The Welfare Effects of Social Recognition: Theory and Evidence from a Field Experiment with the YMCA


  • Series
  • Speaker(s)
    Luigi Butera (University of Copenhagen, Denmark)
  • Field
    Organizations and Markets
  • Location
    Erasmus University Rotterdam, Polak Building, Room 3-06.
    Rotterdam
  • Date and time

    March 07, 2019
    12:00 - 13:00

A growing body of empirical work shows that social recognition, i.e. the public revelation of individual behavior, can significantly influence individuals' choices. This paper investigates whether social recognition is a socially efficient way to influence individuals' choices. Social recognition is a positional good: not everyone can be at the top, and reductions in privacy can generate both winners and losers. The relative magnitude of such gains and losses determines the overall welfare effect of social recognition nudges. Theoretically, we show that whether social recognition is more efficient than financial incentives depends on whether the shape of the social recognition utility function makes reductions in privacy a positive-sum, negative-sum, or zero-sum game.

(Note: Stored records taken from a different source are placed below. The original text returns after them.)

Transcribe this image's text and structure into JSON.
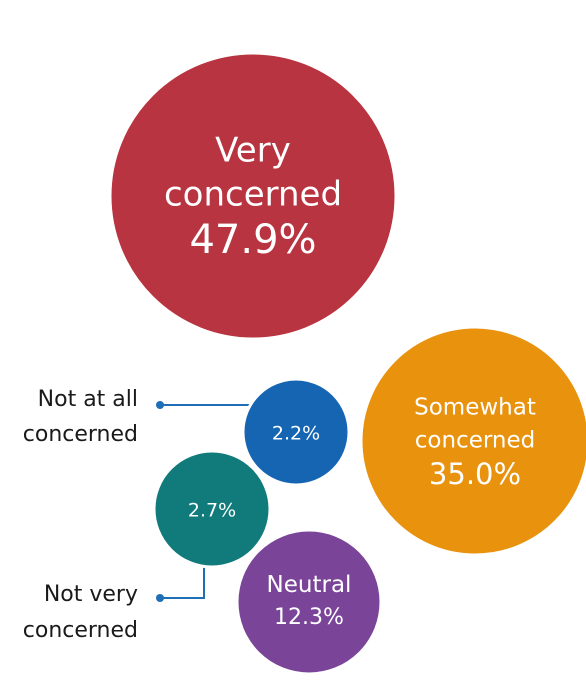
{
  "chart_data": {
    "type": "bubble",
    "title": "",
    "slices": [
      {
        "label_lines": [
          "Very",
          "concerned"
        ],
        "value": 47.9,
        "value_text": "47.9%",
        "color": "#b83440"
      },
      {
        "label_lines": [
          "Somewhat",
          "concerned"
        ],
        "value": 35.0,
        "value_text": "35.0%",
        "color": "#e8920e"
      },
      {
        "label_lines": [
          "Neutral"
        ],
        "value": 12.3,
        "value_text": "12.3%",
        "color": "#7a4598"
      },
      {
        "label_lines": [
          "Not very",
          "concerned"
        ],
        "value": 2.7,
        "value_text": "2.7%",
        "color": "#117a7a"
      },
      {
        "label_lines": [
          "Not at all",
          "concerned"
        ],
        "value": 2.2,
        "value_text": "2.2%",
        "color": "#1565b3"
      }
    ],
    "connector_color": "#1f6fb8"
  }
}
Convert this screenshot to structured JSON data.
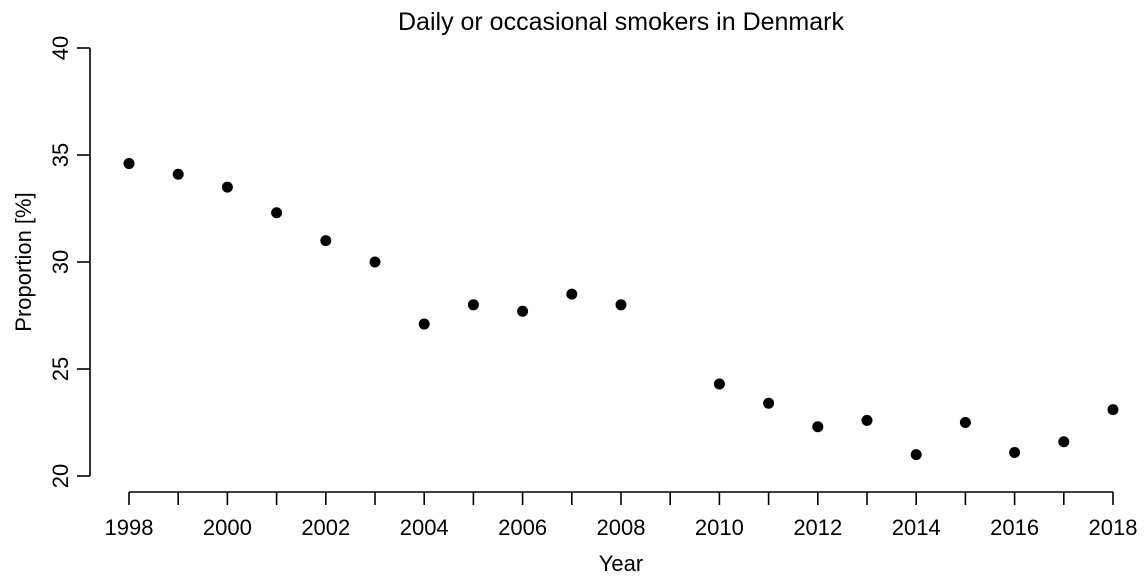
{
  "chart_data": {
    "type": "scatter",
    "title": "Daily or occasional smokers in Denmark",
    "xlabel": "Year",
    "ylabel": "Proportion [%]",
    "xlim": [
      1998,
      2018
    ],
    "ylim": [
      20,
      40
    ],
    "x_ticks": [
      "1998",
      "2000",
      "2002",
      "2004",
      "2006",
      "2008",
      "2010",
      "2012",
      "2014",
      "2016",
      "2018"
    ],
    "x_tick_marks": [
      1998,
      1999,
      2000,
      2001,
      2002,
      2003,
      2004,
      2005,
      2006,
      2007,
      2008,
      2009,
      2010,
      2011,
      2012,
      2013,
      2014,
      2015,
      2016,
      2017,
      2018
    ],
    "y_ticks": [
      "20",
      "25",
      "30",
      "35",
      "40"
    ],
    "grid": false,
    "marker_color": "#000000",
    "points": [
      {
        "x": 1998,
        "y": 34.6
      },
      {
        "x": 1999,
        "y": 34.1
      },
      {
        "x": 2000,
        "y": 33.5
      },
      {
        "x": 2001,
        "y": 32.3
      },
      {
        "x": 2002,
        "y": 31.0
      },
      {
        "x": 2003,
        "y": 30.0
      },
      {
        "x": 2004,
        "y": 27.1
      },
      {
        "x": 2005,
        "y": 28.0
      },
      {
        "x": 2006,
        "y": 27.7
      },
      {
        "x": 2007,
        "y": 28.5
      },
      {
        "x": 2008,
        "y": 28.0
      },
      {
        "x": 2010,
        "y": 24.3
      },
      {
        "x": 2011,
        "y": 23.4
      },
      {
        "x": 2012,
        "y": 22.3
      },
      {
        "x": 2013,
        "y": 22.6
      },
      {
        "x": 2014,
        "y": 21.0
      },
      {
        "x": 2015,
        "y": 22.5
      },
      {
        "x": 2016,
        "y": 21.1
      },
      {
        "x": 2017,
        "y": 21.6
      },
      {
        "x": 2018,
        "y": 23.1
      }
    ]
  }
}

To quantify the theoretical findings, we report results from a novel field experiment on promoting attendance to the YMCA. We quantify the impact that social recognition has on attendance, as well as elicit people's willingness to pay for social recognition in different future states of the world. We find that social recognition increases YMCA attendance by 23% over a one-month period. We then estimate people's willingness to pay to be recognized at varying levels of attendance, and find that social recognition is a moderately positive-sum game. Unlike previous attempts at evaluating “nudges”, we are able to generate our welfare estimates using non-parametric methods that do not rely on the assumption that individuals hold rational expectations about their future behavior. Our theoretical and empirical framework provides a general template for robustly evaluating the welfare effects of non-financial policy levers.